The global population is projected to grow from 7.2 billion people to 9.6 billion over the next four decades, and cities will bear the brunt of this growth. Today, about half of the world lives in cities, but that figure is expected to reach seventy percent by 2050. And the number of people living in megacities of 10 million or more will increase from 360 million to 630 million. These shifts will increase stress on social systems and state capacity, creating space for gangs, insurgents, and organized crime. Treating the city as a dynamic system of flows can help state security forces around the world better understand and navigate these challenges.
Cities have long been the subject of social scholarship. In the fourteenth century, Arab sociologist Ibn Khaldun wrote about asabiyyah, or “group cohesion,” which allowed groups in the imperial periphery to conquer urban centers, but was gradually degraded by the materialism and sedentary nature of urban life, leaving cities vulnerable to conquest by new rural groups. In the nineteenth century, German sociologist Ferdinand Tönnies distinguished between Gemeinschaft, or relations based on the intimate, familial social ties found in rural areas, and Gesellschaft, or relations based on the impersonal, self-interest-driven ties found in industrialized cities. And in the twentieth century, Louis Wirth wrote that urban societies were characterized as “impersonal, superficial, transitory, and segmental,” producing the violence and disorder that many consider indelible urban phenomena: gangs, ghettos, slums, and social decay.
In the 1990s, military analysts such as Robert Scales, Ralph Peters, and Charles Krulak identified cities as increasingly important conflict environments and warned that the inherently slow and destructive nature of urban conflict could negate American technological strengths. Krulak even coined the term “three block war” to summarize the complexity of urban operations that might include humanitarian relief, peacekeeping operations, and intense military combat in adjacent areas—a term that could apply to recent conflicts in Bosnia, Iraq, and elsewhere.
But the twenty-first century is even more technologically connected than the world these analysts wrote about, and non-state actors have found ways to take advantage of these links to devastating effect. For example, Lakshar-e-Taiba’s attack on Mumbai in 2008 was coordinated from Pakistan using satellite phones, and the perpetrators used personal GPS devices to navigate the city at night. The attackers even had their handlers Google hostages they took at the Taj Mahal Hotel to determine their worth. Untrained Libyan revolutionary fighters took to Skype in 2011 to receive real-time tactical guidance from veteran relatives abroad. And in September 2013, al-Shabaab live-tweeted its siege of a mall in Nairobi, Kenya. These instances and others have demonstrated how urban operating environments diminish the discrepancy between the capabilities of states and non-state actors.
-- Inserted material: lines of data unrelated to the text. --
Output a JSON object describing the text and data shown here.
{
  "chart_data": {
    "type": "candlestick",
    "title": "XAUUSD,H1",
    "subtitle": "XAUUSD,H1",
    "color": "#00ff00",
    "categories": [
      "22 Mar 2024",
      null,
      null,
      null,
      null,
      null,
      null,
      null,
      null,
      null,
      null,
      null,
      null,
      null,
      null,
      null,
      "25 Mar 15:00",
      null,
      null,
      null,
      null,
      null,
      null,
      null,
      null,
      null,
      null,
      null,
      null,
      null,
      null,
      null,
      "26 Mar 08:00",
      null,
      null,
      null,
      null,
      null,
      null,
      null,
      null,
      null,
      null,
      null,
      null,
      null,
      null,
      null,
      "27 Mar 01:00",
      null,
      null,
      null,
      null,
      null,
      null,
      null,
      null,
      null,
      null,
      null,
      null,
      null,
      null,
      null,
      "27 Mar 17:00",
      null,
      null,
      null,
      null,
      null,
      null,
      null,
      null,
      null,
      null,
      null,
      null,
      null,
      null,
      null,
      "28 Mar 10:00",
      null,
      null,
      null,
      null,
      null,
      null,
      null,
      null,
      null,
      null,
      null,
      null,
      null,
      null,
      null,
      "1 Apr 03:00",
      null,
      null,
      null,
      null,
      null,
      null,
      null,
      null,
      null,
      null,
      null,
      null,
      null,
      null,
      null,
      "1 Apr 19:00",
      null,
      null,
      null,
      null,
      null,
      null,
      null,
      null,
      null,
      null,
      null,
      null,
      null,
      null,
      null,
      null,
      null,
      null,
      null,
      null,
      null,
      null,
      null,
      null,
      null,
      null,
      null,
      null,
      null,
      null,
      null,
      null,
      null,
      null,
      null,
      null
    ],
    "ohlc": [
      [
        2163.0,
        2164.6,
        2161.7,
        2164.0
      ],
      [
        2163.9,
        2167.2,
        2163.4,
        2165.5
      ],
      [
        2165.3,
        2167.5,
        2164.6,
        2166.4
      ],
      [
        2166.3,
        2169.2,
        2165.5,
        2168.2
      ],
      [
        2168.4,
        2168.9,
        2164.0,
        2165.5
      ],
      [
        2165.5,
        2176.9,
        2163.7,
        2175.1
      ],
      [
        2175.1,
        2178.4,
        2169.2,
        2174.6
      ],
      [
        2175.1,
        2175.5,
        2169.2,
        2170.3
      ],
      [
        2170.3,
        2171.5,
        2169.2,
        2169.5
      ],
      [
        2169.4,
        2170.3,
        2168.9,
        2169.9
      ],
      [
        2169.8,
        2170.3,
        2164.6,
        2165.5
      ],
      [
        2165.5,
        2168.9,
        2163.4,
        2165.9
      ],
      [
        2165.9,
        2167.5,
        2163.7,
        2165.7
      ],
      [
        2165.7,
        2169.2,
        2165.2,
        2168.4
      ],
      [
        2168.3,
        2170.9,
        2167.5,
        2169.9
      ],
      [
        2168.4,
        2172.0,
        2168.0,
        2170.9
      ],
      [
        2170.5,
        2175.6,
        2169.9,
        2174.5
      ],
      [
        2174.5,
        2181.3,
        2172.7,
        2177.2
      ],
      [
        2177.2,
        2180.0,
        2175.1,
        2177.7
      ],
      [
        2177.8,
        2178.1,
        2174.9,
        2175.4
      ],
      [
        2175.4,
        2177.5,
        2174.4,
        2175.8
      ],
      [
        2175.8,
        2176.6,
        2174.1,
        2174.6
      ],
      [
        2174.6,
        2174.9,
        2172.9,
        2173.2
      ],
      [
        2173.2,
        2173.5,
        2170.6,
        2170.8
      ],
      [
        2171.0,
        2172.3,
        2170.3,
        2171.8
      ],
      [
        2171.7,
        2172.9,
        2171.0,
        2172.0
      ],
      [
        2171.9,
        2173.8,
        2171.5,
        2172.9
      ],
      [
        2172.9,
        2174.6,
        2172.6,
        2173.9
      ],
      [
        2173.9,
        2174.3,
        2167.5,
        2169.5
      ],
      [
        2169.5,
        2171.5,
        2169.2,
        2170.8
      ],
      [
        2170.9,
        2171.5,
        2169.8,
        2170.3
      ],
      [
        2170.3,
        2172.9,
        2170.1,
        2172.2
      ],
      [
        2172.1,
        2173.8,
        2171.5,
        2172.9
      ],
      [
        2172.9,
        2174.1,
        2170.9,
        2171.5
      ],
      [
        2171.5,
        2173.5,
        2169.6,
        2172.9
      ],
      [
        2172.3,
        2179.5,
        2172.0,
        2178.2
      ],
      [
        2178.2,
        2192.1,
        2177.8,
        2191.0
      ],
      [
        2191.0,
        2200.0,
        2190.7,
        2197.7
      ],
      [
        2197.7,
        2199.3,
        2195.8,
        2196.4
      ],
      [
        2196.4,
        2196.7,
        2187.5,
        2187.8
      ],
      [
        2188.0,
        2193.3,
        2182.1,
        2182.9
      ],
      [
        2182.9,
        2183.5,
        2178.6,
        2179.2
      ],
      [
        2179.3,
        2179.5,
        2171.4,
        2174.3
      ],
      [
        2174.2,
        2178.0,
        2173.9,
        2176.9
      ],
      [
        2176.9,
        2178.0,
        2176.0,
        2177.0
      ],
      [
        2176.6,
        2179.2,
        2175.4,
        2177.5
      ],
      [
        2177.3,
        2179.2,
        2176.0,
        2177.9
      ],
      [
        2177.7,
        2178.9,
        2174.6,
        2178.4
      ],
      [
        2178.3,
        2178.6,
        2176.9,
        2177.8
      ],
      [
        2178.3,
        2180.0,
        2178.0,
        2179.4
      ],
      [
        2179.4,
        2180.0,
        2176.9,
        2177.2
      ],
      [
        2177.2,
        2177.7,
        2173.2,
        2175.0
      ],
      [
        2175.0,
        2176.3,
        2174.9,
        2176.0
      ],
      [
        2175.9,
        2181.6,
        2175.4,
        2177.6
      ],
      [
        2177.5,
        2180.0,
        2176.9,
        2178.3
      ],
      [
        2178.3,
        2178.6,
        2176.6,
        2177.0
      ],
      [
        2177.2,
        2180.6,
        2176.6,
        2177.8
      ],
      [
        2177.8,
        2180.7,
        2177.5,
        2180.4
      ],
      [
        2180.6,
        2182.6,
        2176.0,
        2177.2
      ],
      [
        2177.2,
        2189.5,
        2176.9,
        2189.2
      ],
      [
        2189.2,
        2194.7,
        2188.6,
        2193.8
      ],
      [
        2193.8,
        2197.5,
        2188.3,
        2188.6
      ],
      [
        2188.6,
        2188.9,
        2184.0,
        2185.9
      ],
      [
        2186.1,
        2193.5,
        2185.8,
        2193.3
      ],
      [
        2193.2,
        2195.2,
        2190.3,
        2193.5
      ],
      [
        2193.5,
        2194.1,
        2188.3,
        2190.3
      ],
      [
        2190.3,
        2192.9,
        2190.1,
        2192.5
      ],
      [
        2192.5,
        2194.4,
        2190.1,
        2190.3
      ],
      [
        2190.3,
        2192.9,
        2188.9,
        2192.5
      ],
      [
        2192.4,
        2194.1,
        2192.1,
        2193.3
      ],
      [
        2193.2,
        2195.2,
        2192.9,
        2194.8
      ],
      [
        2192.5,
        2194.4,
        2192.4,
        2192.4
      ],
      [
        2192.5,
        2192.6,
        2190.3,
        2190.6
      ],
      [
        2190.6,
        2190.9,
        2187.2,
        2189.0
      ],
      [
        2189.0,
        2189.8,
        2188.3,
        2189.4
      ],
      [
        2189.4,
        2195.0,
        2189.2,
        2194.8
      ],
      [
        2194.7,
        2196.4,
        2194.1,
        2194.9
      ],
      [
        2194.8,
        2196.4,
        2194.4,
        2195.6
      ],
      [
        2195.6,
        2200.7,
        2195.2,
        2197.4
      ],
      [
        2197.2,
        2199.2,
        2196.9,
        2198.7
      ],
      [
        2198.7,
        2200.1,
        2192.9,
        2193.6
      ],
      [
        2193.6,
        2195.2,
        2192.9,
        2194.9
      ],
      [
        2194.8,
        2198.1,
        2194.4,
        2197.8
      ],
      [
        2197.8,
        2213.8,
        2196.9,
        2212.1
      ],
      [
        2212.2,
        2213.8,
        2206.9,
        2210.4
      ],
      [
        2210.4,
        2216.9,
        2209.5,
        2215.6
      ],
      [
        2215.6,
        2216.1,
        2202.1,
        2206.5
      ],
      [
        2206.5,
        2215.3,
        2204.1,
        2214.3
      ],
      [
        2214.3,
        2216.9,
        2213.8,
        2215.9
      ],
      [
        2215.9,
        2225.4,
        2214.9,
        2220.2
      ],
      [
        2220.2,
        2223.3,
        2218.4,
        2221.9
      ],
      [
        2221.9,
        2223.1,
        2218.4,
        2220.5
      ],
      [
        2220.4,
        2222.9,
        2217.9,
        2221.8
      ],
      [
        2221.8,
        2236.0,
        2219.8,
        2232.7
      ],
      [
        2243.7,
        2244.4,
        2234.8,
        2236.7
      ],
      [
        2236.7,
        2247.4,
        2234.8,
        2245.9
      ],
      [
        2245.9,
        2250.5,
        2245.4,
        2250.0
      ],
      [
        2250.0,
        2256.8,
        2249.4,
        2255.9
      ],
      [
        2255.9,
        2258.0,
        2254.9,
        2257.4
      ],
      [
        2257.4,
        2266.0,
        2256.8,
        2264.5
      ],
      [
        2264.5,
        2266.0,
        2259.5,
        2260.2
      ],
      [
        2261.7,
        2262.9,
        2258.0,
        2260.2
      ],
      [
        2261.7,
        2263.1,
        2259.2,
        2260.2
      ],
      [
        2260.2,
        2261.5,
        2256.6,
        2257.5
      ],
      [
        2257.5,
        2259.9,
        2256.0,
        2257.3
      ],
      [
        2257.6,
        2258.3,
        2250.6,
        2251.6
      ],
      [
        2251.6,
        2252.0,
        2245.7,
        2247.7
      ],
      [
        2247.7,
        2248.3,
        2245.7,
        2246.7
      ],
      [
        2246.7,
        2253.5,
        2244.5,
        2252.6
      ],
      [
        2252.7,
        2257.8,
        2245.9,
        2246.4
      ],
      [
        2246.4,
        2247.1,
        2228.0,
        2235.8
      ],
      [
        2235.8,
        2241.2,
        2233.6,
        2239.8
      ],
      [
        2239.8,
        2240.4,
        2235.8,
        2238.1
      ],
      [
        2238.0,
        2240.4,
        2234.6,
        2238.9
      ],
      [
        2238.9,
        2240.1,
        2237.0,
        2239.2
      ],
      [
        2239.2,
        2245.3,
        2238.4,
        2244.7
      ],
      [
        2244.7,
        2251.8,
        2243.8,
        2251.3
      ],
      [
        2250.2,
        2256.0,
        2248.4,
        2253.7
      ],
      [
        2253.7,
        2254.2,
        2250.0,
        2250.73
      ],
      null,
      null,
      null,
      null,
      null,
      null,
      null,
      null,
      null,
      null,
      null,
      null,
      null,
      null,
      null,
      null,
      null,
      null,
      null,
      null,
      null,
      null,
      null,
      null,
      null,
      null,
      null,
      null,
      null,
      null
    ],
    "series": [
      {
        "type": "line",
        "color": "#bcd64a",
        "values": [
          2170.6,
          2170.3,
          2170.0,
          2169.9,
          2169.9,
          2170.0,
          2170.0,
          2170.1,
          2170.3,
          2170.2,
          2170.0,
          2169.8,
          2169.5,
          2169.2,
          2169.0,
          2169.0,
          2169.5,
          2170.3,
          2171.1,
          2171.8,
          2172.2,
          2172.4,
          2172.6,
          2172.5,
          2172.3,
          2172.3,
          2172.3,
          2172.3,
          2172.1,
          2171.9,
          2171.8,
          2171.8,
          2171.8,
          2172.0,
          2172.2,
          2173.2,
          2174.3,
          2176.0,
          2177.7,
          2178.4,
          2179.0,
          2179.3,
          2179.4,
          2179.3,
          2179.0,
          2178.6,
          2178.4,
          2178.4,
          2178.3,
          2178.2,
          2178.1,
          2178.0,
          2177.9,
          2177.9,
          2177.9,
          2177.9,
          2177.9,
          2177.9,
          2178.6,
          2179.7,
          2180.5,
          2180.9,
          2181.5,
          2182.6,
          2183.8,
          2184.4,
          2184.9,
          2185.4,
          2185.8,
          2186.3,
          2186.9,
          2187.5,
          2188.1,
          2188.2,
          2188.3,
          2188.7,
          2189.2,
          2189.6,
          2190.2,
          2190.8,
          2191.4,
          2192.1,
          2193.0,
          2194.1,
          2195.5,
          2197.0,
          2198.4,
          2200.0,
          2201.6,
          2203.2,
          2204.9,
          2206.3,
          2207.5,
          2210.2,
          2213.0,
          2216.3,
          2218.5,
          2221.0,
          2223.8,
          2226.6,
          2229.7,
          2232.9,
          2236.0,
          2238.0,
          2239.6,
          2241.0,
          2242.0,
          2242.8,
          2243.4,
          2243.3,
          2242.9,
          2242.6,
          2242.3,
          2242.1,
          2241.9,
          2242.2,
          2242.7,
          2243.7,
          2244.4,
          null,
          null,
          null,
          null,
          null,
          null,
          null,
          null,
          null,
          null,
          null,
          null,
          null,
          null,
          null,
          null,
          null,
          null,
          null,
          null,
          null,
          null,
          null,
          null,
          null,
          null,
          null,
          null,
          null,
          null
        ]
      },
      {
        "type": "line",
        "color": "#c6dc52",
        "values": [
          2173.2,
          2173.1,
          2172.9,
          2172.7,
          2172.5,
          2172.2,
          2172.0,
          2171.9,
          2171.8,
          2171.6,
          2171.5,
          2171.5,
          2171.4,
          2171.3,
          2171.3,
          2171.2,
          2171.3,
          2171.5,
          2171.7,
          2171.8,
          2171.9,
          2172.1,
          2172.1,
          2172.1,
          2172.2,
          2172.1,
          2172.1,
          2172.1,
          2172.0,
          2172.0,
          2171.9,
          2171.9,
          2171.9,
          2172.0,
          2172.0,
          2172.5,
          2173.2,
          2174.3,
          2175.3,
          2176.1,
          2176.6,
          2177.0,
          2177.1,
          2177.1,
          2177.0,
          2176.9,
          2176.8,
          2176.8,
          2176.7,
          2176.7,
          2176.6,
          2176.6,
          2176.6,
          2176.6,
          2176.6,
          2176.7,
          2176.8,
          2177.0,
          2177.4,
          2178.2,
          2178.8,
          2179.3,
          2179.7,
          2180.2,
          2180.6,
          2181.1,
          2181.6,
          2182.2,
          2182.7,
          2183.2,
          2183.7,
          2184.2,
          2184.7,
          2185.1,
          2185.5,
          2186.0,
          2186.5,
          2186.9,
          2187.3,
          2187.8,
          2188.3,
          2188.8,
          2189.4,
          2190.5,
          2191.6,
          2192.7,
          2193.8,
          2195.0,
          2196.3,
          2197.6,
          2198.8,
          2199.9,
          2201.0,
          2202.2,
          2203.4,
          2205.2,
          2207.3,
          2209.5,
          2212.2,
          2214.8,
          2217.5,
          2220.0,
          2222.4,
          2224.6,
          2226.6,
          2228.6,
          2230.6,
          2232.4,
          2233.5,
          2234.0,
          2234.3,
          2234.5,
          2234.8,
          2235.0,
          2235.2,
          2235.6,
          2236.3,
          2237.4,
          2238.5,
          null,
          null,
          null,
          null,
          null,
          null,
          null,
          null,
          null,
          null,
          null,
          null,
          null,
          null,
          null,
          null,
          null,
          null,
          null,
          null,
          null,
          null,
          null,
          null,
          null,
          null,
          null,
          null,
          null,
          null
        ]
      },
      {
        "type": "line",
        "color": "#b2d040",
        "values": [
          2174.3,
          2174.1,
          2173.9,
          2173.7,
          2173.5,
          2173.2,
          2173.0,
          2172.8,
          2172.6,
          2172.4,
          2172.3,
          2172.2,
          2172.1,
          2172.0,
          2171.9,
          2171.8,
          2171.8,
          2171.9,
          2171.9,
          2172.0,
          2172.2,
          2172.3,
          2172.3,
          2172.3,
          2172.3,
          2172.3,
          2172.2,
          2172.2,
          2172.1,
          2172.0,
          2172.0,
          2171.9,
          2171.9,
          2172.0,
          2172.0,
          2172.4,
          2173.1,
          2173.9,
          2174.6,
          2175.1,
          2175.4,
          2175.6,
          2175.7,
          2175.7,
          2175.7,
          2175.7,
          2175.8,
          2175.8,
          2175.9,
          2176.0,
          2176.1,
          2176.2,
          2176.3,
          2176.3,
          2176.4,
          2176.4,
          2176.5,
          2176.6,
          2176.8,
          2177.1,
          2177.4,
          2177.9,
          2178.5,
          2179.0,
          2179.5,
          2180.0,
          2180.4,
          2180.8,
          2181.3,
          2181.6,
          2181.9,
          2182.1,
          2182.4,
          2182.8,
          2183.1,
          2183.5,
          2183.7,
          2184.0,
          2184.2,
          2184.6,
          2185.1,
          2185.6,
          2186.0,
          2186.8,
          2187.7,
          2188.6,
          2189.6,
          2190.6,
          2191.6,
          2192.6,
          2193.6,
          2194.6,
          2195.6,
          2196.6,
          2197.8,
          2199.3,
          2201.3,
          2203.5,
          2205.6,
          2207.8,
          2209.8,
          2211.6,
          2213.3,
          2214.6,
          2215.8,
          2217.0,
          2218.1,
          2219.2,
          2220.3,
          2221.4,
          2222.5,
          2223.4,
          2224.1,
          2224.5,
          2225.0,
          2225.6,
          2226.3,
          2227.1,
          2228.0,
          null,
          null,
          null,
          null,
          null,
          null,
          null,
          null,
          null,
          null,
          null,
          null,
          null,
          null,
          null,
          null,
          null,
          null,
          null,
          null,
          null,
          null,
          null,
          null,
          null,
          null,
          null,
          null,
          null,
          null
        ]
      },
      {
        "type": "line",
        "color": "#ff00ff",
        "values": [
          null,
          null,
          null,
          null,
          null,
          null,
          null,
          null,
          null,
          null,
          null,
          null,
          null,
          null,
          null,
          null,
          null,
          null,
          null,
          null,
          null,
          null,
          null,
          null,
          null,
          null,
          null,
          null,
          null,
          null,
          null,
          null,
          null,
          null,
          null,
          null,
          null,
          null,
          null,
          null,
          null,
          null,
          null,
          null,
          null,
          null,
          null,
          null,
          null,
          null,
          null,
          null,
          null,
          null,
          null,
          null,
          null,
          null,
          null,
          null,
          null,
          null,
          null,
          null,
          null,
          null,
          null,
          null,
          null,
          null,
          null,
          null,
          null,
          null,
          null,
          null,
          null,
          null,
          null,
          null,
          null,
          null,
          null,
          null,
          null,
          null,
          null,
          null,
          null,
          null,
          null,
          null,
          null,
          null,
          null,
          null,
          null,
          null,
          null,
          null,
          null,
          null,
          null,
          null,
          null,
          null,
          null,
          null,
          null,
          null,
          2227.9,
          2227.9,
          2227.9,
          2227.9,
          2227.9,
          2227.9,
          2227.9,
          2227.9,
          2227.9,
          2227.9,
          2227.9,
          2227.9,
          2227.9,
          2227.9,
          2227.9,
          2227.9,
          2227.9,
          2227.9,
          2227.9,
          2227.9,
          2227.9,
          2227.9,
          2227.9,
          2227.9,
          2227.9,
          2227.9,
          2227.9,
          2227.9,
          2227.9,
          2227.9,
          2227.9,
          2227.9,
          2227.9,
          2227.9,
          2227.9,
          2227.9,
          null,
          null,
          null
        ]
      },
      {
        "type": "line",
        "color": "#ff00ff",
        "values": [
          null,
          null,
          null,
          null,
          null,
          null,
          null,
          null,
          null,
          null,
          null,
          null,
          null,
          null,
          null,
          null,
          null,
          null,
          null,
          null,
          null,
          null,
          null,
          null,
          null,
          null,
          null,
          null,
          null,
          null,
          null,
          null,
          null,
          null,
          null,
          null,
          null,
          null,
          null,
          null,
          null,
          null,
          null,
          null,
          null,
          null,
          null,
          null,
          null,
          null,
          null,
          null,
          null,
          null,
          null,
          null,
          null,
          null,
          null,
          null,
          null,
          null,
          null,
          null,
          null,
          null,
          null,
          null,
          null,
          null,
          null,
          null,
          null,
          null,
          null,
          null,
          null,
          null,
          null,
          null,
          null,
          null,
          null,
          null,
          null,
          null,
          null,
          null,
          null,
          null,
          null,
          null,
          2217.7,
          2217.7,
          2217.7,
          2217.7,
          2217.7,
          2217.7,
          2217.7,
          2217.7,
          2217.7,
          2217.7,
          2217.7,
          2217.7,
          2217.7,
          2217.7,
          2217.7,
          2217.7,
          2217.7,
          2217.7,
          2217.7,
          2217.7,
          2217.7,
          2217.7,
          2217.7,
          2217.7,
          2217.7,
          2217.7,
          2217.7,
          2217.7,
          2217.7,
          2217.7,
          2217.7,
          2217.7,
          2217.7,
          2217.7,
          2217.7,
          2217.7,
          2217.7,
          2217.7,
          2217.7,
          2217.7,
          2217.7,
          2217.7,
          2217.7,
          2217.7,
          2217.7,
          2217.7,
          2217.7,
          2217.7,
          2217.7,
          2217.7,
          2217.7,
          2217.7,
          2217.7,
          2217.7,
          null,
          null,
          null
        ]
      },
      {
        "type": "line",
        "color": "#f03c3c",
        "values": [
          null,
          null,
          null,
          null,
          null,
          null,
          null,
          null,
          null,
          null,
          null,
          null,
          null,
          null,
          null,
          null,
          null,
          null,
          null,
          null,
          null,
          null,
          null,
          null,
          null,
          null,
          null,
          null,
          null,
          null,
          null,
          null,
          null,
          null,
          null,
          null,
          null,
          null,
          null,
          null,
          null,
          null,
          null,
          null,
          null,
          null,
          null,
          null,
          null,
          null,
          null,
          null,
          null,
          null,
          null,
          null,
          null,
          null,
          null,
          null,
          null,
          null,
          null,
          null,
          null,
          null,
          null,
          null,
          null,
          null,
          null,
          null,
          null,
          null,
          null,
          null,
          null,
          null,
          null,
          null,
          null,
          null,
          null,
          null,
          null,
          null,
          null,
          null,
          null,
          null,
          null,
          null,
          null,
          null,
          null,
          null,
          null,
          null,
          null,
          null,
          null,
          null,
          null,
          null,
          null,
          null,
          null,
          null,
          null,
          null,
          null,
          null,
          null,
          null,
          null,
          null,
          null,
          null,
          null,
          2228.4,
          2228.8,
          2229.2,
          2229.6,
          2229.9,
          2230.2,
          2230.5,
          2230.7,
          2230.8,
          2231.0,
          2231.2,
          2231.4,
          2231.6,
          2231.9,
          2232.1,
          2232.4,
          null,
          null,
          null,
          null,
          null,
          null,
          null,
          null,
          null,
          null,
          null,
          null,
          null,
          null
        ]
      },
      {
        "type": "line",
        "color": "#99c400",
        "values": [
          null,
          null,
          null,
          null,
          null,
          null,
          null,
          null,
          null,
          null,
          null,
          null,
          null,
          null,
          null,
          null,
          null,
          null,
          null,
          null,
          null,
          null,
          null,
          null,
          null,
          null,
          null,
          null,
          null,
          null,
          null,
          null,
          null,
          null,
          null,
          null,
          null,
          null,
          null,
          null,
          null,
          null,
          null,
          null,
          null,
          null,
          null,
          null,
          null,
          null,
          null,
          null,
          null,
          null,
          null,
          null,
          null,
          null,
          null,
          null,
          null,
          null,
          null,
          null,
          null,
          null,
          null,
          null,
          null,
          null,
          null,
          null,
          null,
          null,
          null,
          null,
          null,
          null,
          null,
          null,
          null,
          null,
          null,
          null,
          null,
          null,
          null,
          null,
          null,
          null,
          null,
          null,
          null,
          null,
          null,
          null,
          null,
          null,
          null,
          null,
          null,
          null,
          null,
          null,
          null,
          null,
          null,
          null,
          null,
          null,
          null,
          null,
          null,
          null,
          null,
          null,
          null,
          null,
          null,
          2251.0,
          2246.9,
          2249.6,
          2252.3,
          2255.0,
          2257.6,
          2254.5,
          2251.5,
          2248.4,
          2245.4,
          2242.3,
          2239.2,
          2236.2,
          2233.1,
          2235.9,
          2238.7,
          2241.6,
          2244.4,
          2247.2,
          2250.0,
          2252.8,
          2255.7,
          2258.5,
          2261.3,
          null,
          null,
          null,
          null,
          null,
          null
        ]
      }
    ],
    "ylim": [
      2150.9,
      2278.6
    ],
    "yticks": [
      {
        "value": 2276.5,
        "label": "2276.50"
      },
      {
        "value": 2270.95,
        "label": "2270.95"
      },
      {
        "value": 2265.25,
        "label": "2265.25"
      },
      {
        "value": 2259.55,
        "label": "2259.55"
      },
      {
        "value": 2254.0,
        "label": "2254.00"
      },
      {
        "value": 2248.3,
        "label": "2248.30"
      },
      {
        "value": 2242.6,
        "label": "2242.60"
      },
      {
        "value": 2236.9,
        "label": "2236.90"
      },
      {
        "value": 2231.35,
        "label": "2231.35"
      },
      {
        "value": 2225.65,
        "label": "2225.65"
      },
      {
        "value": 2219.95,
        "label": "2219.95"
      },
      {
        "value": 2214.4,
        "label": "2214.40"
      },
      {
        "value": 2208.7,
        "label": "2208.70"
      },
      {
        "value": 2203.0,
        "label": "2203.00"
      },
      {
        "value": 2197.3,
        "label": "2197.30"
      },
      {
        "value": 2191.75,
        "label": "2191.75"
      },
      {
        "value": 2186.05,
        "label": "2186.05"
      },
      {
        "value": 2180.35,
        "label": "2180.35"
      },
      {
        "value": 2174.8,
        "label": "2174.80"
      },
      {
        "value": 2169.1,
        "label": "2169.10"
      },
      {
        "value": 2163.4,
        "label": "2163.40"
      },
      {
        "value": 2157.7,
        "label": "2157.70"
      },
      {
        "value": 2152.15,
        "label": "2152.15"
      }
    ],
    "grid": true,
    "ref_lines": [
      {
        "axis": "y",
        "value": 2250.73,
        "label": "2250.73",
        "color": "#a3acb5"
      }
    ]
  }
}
In order to guard against new threats, state security forces must account for the distinct nature of cities as well as the relations between cities and the outside world. To that end, the concept of “urban metabolism” can be helpful. Urban metabolism describes the connection between material flows such as water and energy, processing mechanisms like consumption, and outputs like social services or even pollution. This framework can shed light on conflict by including “social flows” such as money, weapons, drugs, and people; processing mechanisms like state institutions and social capital; and outputs like violence. The resulting “urban systems logic” suggests how and where security forces might act. For example, extraordinarily high levels of violence may seem endemic to San Pedro Sula, Honduras, but they are the result of an interaction between flows of drugs, money, and deportees from the United States on one hand, and insufficient state capacity to manage these flows and mediate disputes on the other, leading non-state armed groups to compete for economically valuable territory. Using urban systems logic, interventions could focus on inputs (limiting deportees from the US), processing mechanisms (improving police training), or the terrain where outputs are produced (redesigning infrastructure to facilitate surveillance)—or some combination of the three.
What kind of security force is best suited for this new operating environment? Cold war-era doctrine suggested that police forces’ investigative skills and local knowledge were better suited for confronting non-state armed groups. But that theory might not apply today. Mexican marines have fared better against cartels than local police forces, perhaps in part because they are less connected to local populations than other units and therefore less prone to corruption. And Brazilian police combating gangs also have a long history of brutality and ineffectiveness, but with military support, they have at least achieved modest results. Almost by definition, no existing security force will be perfectly suited to confront the constantly evolving challenges of technologically empowered, well-armed non-state actors operating in urban areas. But a critical first step is identifying and understanding the operating environment, a task for which the flow modeling and urban systems analysis are well suited.